I am helping out my brother with some C++ revision work and.. well i am stumped.
He has to annotate the following code demonstrating where polymorphism is used.
class Addition
{
public:
void sum (int a, int b)
{
cout << a+b;
}
void sum (int a, int b, int c)
{
cout << a+b+c;
}
}; // end class
int main ()
{
system("CLS"); // clear the screen
Addition myObject; // declaring a new object
myObject.sum(10, 20); //
cout << endl;
myObject.sum(10, 20, 30); //
getch();
return 0; // terminating the main() function and returning a value of 0
}
can someone offer some pointers as i really don't know how to help
Polymorphism means "many forms" or "many shapes". In CS it basically means 1 thing has multiple behaviors. Typically we think of polymorphism as inheritance with virtual functions such that a call to a virtual function on a base class pointer (or reference) can have multiple results depending on what kind of derived class is being accessed. That's NOT what's happening here.
The polymorphism we see in this example is function overloading. The same function name has multiple behaviors (adding 2 values vs. adding 3 values) depending on how the function is called.
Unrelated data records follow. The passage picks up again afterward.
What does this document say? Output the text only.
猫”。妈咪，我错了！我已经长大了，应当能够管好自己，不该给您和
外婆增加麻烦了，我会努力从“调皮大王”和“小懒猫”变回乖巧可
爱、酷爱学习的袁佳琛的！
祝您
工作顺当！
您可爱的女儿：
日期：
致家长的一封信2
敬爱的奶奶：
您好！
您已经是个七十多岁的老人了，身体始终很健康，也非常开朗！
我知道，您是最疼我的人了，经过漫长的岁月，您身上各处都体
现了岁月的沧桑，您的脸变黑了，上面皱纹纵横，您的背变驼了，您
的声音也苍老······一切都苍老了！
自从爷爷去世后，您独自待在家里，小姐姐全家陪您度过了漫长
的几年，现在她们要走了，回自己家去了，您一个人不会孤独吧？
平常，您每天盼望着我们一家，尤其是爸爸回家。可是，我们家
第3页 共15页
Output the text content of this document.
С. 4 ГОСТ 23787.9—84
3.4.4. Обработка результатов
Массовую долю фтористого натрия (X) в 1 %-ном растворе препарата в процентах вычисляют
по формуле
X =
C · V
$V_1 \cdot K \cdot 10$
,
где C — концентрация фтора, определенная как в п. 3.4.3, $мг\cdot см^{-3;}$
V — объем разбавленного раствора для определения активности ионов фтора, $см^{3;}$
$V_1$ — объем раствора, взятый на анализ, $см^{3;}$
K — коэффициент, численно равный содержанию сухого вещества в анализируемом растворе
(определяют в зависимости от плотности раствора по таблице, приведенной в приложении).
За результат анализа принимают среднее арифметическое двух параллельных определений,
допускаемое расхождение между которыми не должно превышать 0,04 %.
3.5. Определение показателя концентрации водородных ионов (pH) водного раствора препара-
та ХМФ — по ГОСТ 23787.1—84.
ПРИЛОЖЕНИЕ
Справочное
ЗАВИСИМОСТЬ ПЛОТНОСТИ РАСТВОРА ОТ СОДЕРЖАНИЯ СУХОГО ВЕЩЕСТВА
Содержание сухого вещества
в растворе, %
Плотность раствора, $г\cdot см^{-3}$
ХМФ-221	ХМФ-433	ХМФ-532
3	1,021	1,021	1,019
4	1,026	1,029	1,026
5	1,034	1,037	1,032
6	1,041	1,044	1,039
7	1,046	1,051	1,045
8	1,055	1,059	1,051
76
I think most programmers here would avoid the use of the word "polymorphism" in this case and simply call it function overloading, but technically this could be considered polymorphic.
thanks doug4 thats a cracking answer, yea one reason why i reached out to this forum was that upon researching it, it did seem to flag more overloading info than polymorphism.
overloading is having 2 functions with the same name and different inputs. you have 1 version with 2, and another with 3. One of the most common overloads you will see, over and over, is the class constructor (may have a default one, a copy one, an initializing one or more in a class).
As Doug said, I don't really consider this to be polymorphism, but I suppose technically it is.
Incidentally, template instantiation is technically another form of polymorphism. It would be compile-time polymorphism (similar to function overloading) as opposed to run-time polymorphism (virtual function calls).
Not that this has anything to do with the question at hand, but since my professor stressed this to me <big number> years ago, I just thought I would just mention it here.